Unerwünscht war dagegen der spanische KP-Chef Santiago Carrillo. Er hatte im Frühjahr in seinem Bestseller »Eurokommunismus« und Staat« einen eigenen, Demokratie und Pluralismus versprechenden Weg empfohlen -- und darüber hinaus die Sowjet-Union als unsozialistisch und rückständig kritisiert. Seither bemühten sich die Kreml-Ideologen, Carrillos Buch als »eskalierenden Anti-Sowjetismus« darzustellen und Carrillo als einen von seiner eigenen Partei isolierten Abtrünnigen abzutun, die KP Spaniens hingegen als weiterhin linientreu zu feiern. Die Einladung zum Moskauer Revolutionsfest, die dann im Madrider Parteisekretariat eintraf, galt nur der Partei und ihrer Präsidentin Dolores lbárruri. Von Carrillo kein Wort.
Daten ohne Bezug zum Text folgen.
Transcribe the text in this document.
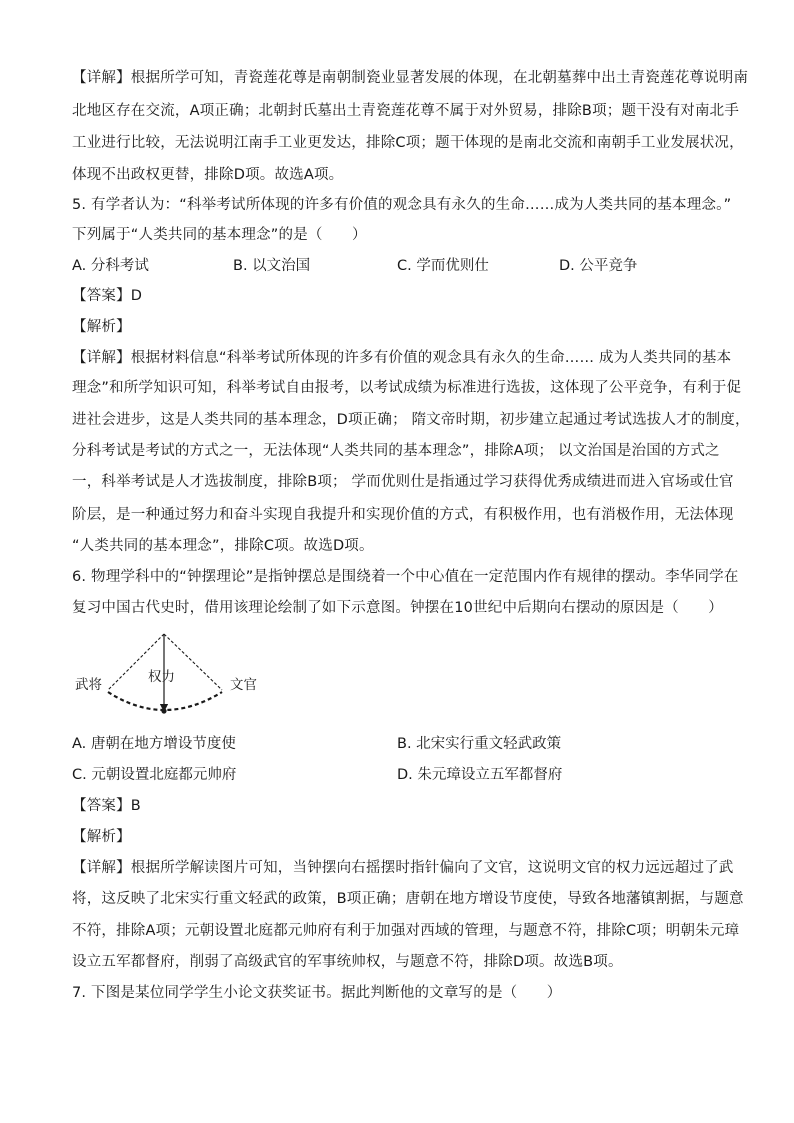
【详解】根据所学可知，青瓷莲花尊是南朝制瓷业显著发展的体现，在北朝墓葬中出土青瓷莲花尊说明南
北地区存在交流，A项正确；北朝封氏墓出土青瓷莲花尊不属于对外贸易，排除B项；题干没有对南北手
工业进行比较，无法说明江南手工业更发达，排除C项；题干体现的是南北交流和南朝手工业发展状况，
体现不出政权更替，排除D项。故选A项。
5. 有学者认为：“科举考试所体现的许多有价值的观念具有永久的生命……成为人类共同的基本理念。”
下列属于“人类共同的基本理念”的是（　　）
A. 分科考试	B. 以文治国	C. 学而优则仕	D. 公平竞争
【答案】D
【解析】
【详解】根据材料信息“科举考试所体现的许多有价值的观念具有永久的生命…… 成为人类共同的基本
理念”和所学知识可知，科举考试自由报考，以考试成绩为标准进行选拔，这体现了公平竞争，有利于促
进社会进步，这是人类共同的基本理念，D项正确； 隋文帝时期，初步建立起通过考试选拔人才的制度，
分科考试是考试的方式之一，无法体现“人类共同的基本理念”，排除A项； 以文治国是治国的方式之
一，科举考试是人才选拔制度，排除B项； 学而优则仕是指通过学习获得优秀成绩进而进入官场或仕官
阶层，是一种通过努力和奋斗实现自我提升和实现价值的方式，有积极作用，也有消极作用，无法体现
“人类共同的基本理念”，排除C项。故选D项。
6. 物理学科中的“钟摆理论”是指钟摆总是围绕着一个中心值在一定范围内作有规律的摆动。李华同学在
复习中国古代史时，借用该理论绘制了如下示意图。钟摆在10世纪中后期向右摆动的原因是（　　）
武将	权力	文官
A. 唐朝在地方增设节度使	B. 北宋实行重文轻武政策
C. 元朝设置北庭都元帅府	D. 朱元璋设立五军都督府
【答案】B
【解析】
【详解】根据所学解读图片可知，当钟摆向右摇摆时指针偏向了文官，这说明文官的权力远远超过了武
将，这反映了北宋实行重文轻武的政策，B项正确；唐朝在地方增设节度使，导致各地藩镇割据，与题意
不符，排除A项；元朝设置北庭都元帅府有利于加强对西域的管理，与题意不符，排除C项；明朝朱元璋
设立五军都督府，削弱了高级武官的军事统帅权，与题意不符，排除D项。故选B项。
7. 下图是某位同学学生小论文获奖证书。据此判断他的文章写的是（　　）
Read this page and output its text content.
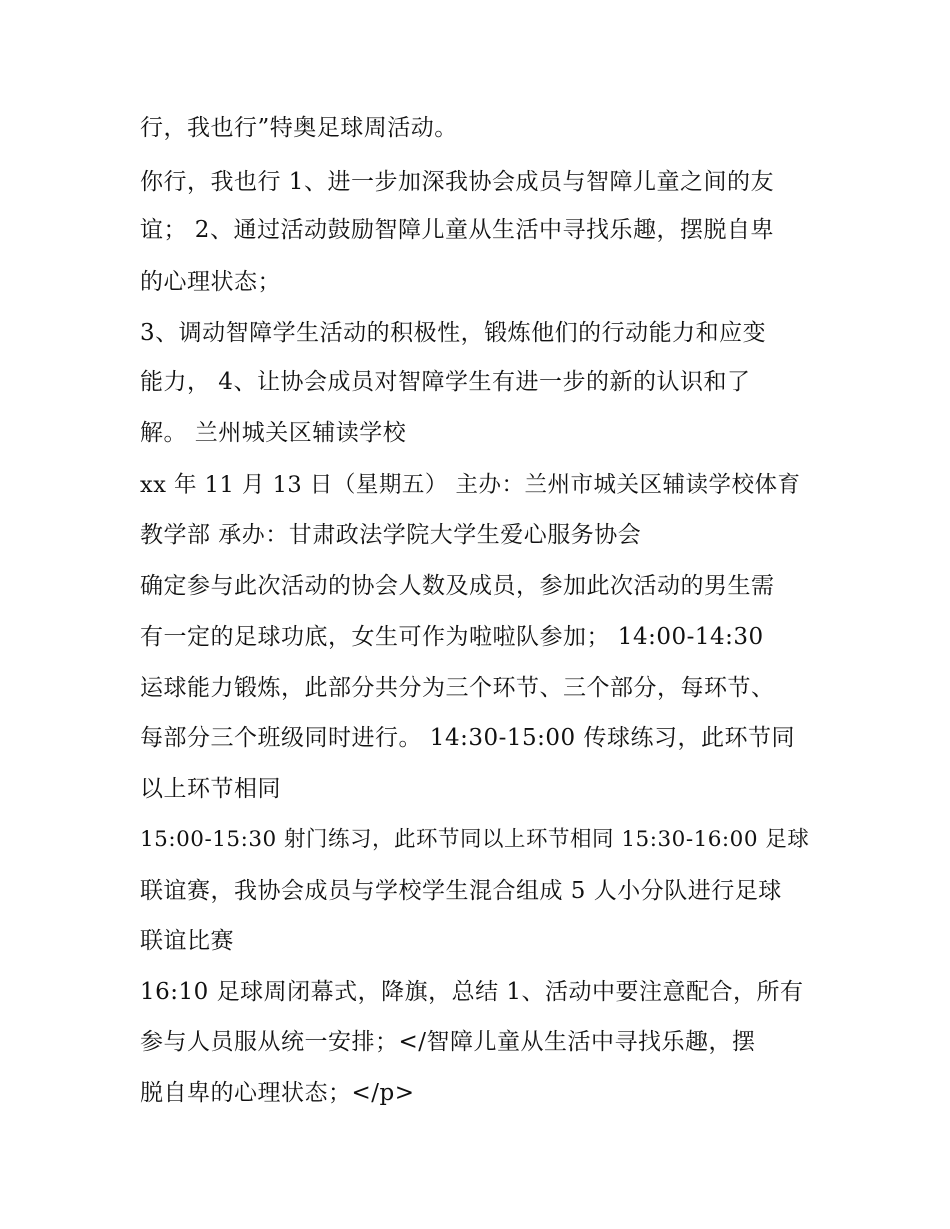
行，我也行”特奥足球周活动。
你行，我也行 1、进一步加深我协会成员与智障儿童之间的友
谊； 2、通过活动鼓励智障儿童从生活中寻找乐趣，摆脱自卑
的心理状态；
3、调动智障学生活动的积极性，锻炼他们的行动能力和应变
能力， 4、让协会成员对智障学生有进一步的新的认识和了
解。 兰州城关区辅读学校
xx 年 11 月 13 日（星期五） 主办：兰州市城关区辅读学校体育
教学部 承办：甘肃政法学院大学生爱心服务协会
确定参与此次活动的协会人数及成员，参加此次活动的男生需
有一定的足球功底，女生可作为啦啦队参加； 14:00-14:30
运球能力锻炼，此部分共分为三个环节、三个部分，每环节、
每部分三个班级同时进行。 14:30-15:00 传球练习，此环节同
以上环节相同
15:00-15:30 射门练习，此环节同以上环节相同 15:30-16:00 足球
联谊赛，我协会成员与学校学生混合组成 5 人小分队进行足球
联谊比赛
16:10 足球周闭幕式，降旗，总结 1、活动中要注意配合，所有
参与人员服从统一安排；</智障儿童从生活中寻找乐趣，摆
脱自卑的心理状态；</p>
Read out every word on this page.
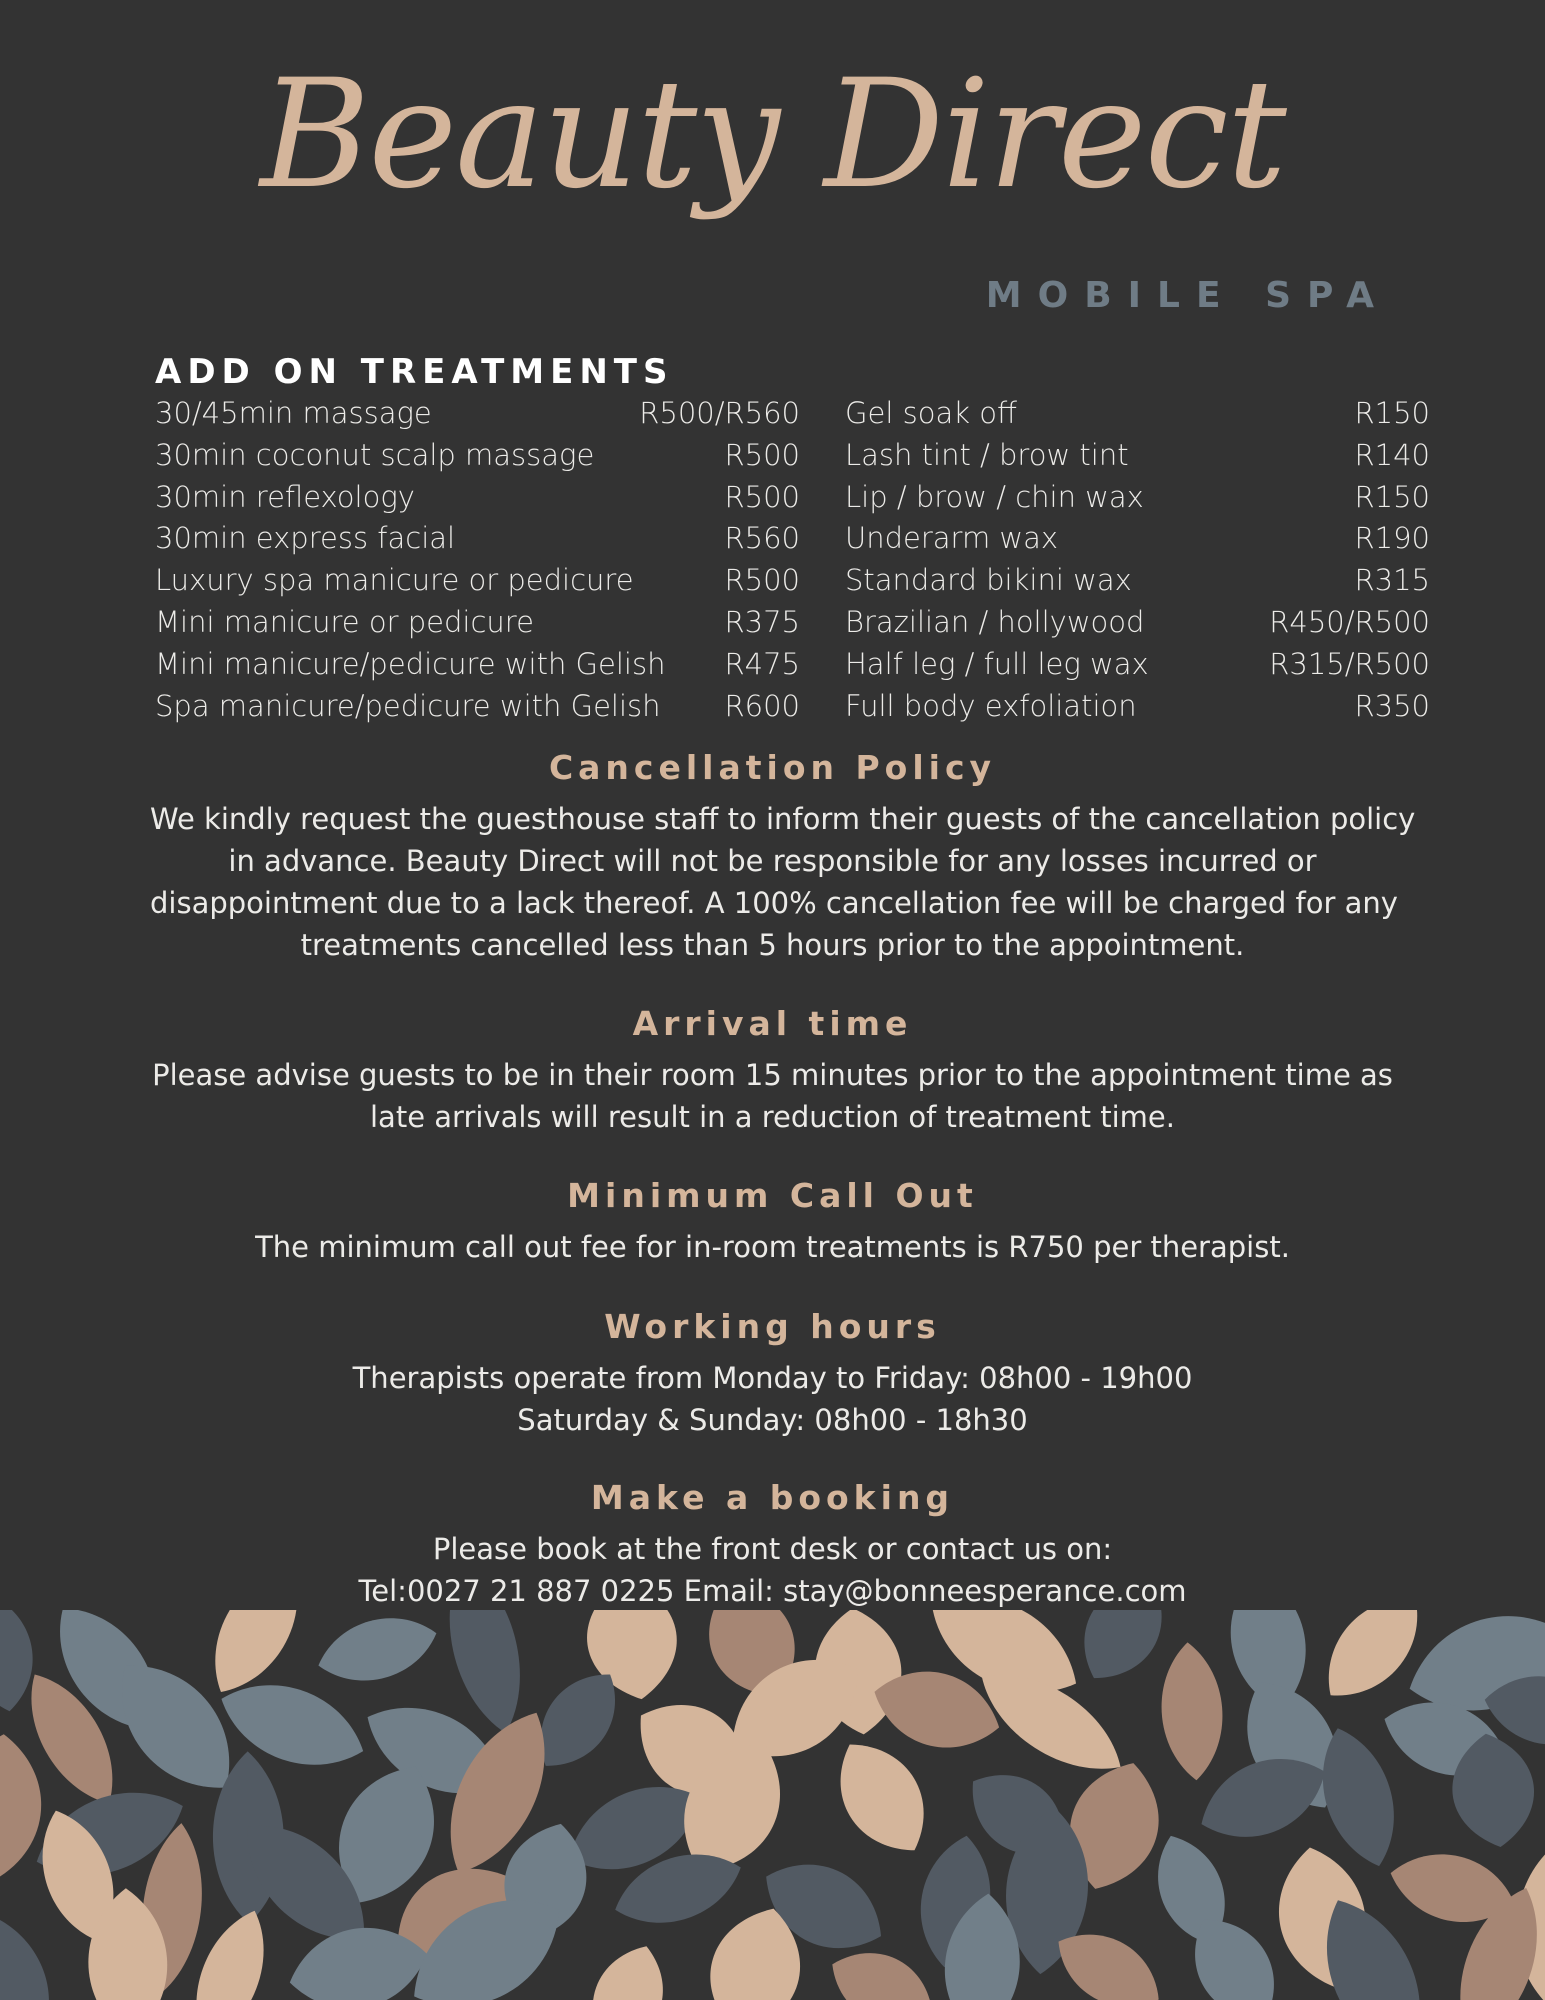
Beauty Direct
MOBILE SPA
ADD ON TREATMENTS
30/45min massage	R500/R560
30min coconut scalp massage	R500
30min reflexology	R500
30min express facial	R560
Luxury spa manicure or pedicure	R500
Mini manicure or pedicure	R375
Mini manicure/pedicure with Gelish R475
Spa manicure/pedicure with Gelish R600
Gel soak off	R150
Lash tint / brow tint	R140
Lip / brow / chin wax	R150
Underarm wax	R190
Standard bikini wax	R315
Brazilian / hollywood	R450/R500
Half leg / full leg wax	R315/R500
Full body exfoliation	R350
Cancellation Policy
We kindly request the guesthouse staff to inform their guests of the cancellation policy
in advance. Beauty Direct will not be responsible for any losses incurred or
disappointment due to a lack thereof. A 100% cancellation fee will be charged for any
treatments cancelled less than 5 hours prior to the appointment.
Arrival time
Please advise guests to be in their room 15 minutes prior to the appointment time as
late arrivals will result in a reduction of treatment time.
Minimum Call Out
The minimum call out fee for in-room treatments is R750 per therapist.
Working hours
Therapists operate from Monday to Friday: 08h00 - 19h00
Saturday & Sunday: 08h00 - 18h30
Make a booking
Please book at the front desk or contact us on:
Tel:0027 21 887 0225 Email: stay@bonneesperance.com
Die Spanier hingegen wollten nur mit Carrillo nach Moskau. »Die Mehrheit der KP-Mitglieder hat ein zärtliches Verhältnis zum Sowjetvolk«, sagte ein Redakteur der Parteizeitung »Mundo Obrero«; für die spanischen Kommunisten bleibe »die Oktoberrevolution ein Schlüsselerlebnis«, zu deren Geburtstag niemand anders als Parteichef Carrillo fahren müsse. Vor die Wahl gestellt, entweder gar keine Spanier oder aber Spanier mit Carrillo empfangen zu müssen, entschieden sich die Kreml-Ideologen fürs Verhandeln.
Ende August nahm der sowjetische Spanien-Botschafter Bogomolow die Premiere des seit 38 Jahren in Spanien verbotenen Revolutionsfilms »Panzerkreuzer Potemkin« zum Anlaß, vor dem rasch herbeigeholten Presse-Photographen Carrillos Hand zu schütteln.
Am 12. September traf Wladimir Perzow, Spanien-Experte in der internationalen Abteilung des Moskauer ZK« den abtrünnigen Carrillo in Madrid -- als Mitglied einer sowjetischen Kulturdelegation getarnt. Er empfahl dem Generalsekretär, wenigstens optisch Annäherung an Moskau zu zeigen.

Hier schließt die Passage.